C’est en 1108 que Guillaume de
Champeaux abandonne la direction de l’école cathédrale de Paris pour mener avec
quelques étudiants une vie d’ermite sur les pentes alors désertes de la
Montagne Sainte-Geneviève. En quelques
dizaines d’années, le groupe des écoliers se constitue en une abbaye de
chanoines réguliers, l’abbaye de Saint Victor, dont le rayonnement fut l’un des
plus remarquables de tout l’occident médiéval.
L’abbaye fournira une longue lignée de Maitres, dont Hugues, Adam, André et Richard de Saint Victor. Hugues, dont l’oncle avait été un disciple de Guillaume de Champeaux, est celui qui rapporta à l’abbaye des reliques de St Victor de Marseille. Il a fortement marqué les hommes de son temps par l’étendue de ses connaissances. Il recommandait à ses disciples de tout apprendre parce que rien n'est inutile : « Apprends tout, tu verras ensuite que rien n'est superflu ; une science réduite n'a rien qui plaise.» disait-il.
Parmi ses disciples, Richard
suivit le précepte de son maitre et apprit beaucoup de choses, dans des domaines
très variés : La spiritualité, bien sûr, mais aussi la poésie et la
musique, la philosophie et même l’histoire et la géographie comme le prouve le
Liber Exceptionum qui a été copié durant tout le Moyen Âge. Il sera l’un des
théologiens les plus représentatifs de l'école de Saint Victor, ouverte sur la
pluralité des disciplines.
Nous savons peu de choses sur
Richard de Saint Victor, comme souvent pour les figures de cette époque
lointaine. Il serait né en Écosse, à moins que ce ne soit en Angleterre ou en
Irlande, vers 1110. En 1163 il devint
prieur de l'abbaye de Saint-Victor, où il mourut en 1173. C’est à Jean de
Toulouse, lui aussi chanoine de Saint-Victor, que nous devons les seuls
éléments biographiques connus, grâce à une notice intitulée Richardi
cononici et prioris Sancti Victoris parisiensis vita ex libro V antiquitatum
ejusdem Ecclesiæ, publiée pour la première fois en 1650, en tête des
éditions de l'œuvre de Richard. Elle fut sans doute tirée des archives de
l’abbaye, alors préservées, mais elle manque de détail.

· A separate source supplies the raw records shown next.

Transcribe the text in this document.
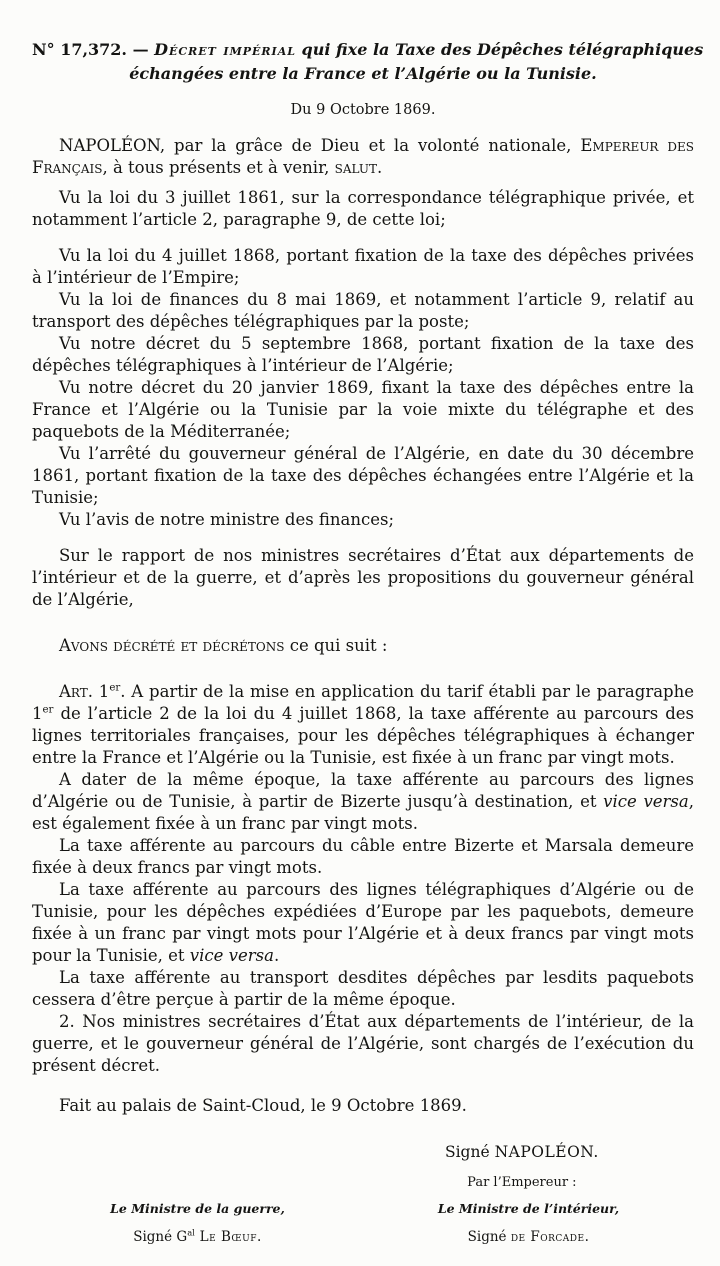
N° 17,372. — Décret impérial qui fixe la Taxe des Dépêches télégraphiques
échangées entre la France et l’Algérie ou la Tunisie.

Du 9 Octobre 1869.

NAPOLÉON, par la grâce de Dieu et la volonté nationale, Empereur des Français, à tous présents et à venir, salut.

Vu la loi du 3 juillet 1861, sur la correspondance télégraphique privée, et notamment l’article 2, paragraphe 9, de cette loi;

Vu la loi du 4 juillet 1868, portant fixation de la taxe des dépêches privées à l’intérieur de l’Empire;

Vu la loi de finances du 8 mai 1869, et notamment l’article 9, relatif au transport des dépêches télégraphiques par la poste;

Vu notre décret du 5 septembre 1868, portant fixation de la taxe des dépêches télégraphiques à l’intérieur de l’Algérie;

Vu notre décret du 20 janvier 1869, fixant la taxe des dépêches entre la France et l’Algérie ou la Tunisie par la voie mixte du télégraphe et des paquebots de la Méditerranée;

Vu l’arrêté du gouverneur général de l’Algérie, en date du 30 décembre 1861, portant fixation de la taxe des dépêches échangées entre l’Algérie et la Tunisie;

Vu l’avis de notre ministre des finances;

Sur le rapport de nos ministres secrétaires d’État aux départements de l’intérieur et de la guerre, et d’après les propositions du gouverneur général de l’Algérie,

Avons décrété et décrétons ce qui suit :

Art. 1er. A partir de la mise en application du tarif établi par le paragraphe 1er de l’article 2 de la loi du 4 juillet 1868, la taxe afférente au parcours des lignes territoriales françaises, pour les dépêches télégraphiques à échanger entre la France et l’Algérie ou la Tunisie, est fixée à un franc par vingt mots.

A dater de la même époque, la taxe afférente au parcours des lignes d’Algérie ou de Tunisie, à partir de Bizerte jusqu’à destination, et vice versa, est également fixée à un franc par vingt mots.

La taxe afférente au parcours du câble entre Bizerte et Marsala demeure fixée à deux francs par vingt mots.

La taxe afférente au parcours des lignes télégraphiques d’Algérie ou de Tunisie, pour les dépêches expédiées d’Europe par les paquebots, demeure fixée à un franc par vingt mots pour l’Algérie et à deux francs par vingt mots pour la Tunisie, et vice versa.

La taxe afférente au transport desdites dépêches par lesdits paquebots cessera d’être perçue à partir de la même époque.

2. Nos ministres secrétaires d’État aux départements de l’intérieur, de la guerre, et le gouverneur général de l’Algérie, sont chargés de l’exécution du présent décret.

Fait au palais de Saint-Cloud, le 9 Octobre 1869.

Signé NAPOLÉON.

Par l’Empereur :

Le Ministre de la guerre,

Signé $G^{al}$ Le Bœuf.

Le Ministre de l’intérieur,

Signé de Forcade.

C’est dans l'exégèse que ses contemporains appréciaient le plus les talents de Richard de Saint Victor. Il a laissé nombre de commentaires bibliques, où il met en œuvre des méthodes d'interprétation inspirées de Hugues, son prédécesseur. On lui attribue trente-trois œuvres classées en trois groupes : Les Écrits exégétiques, les Écrits théologiques et les Mélanges., l'ouvrage le plus célèbre étant son De Trinitate (De la Trinité).
Il participa ainsi à la naissance
de la mystique médiévale, en élaborant une théologie mystique, fondé sur la
contemplation, qu’illustre ici l’ouvrage intitulé De Arca Mystica (le traité de
l’Arche Mystique, parfois appelée Benjamin Major)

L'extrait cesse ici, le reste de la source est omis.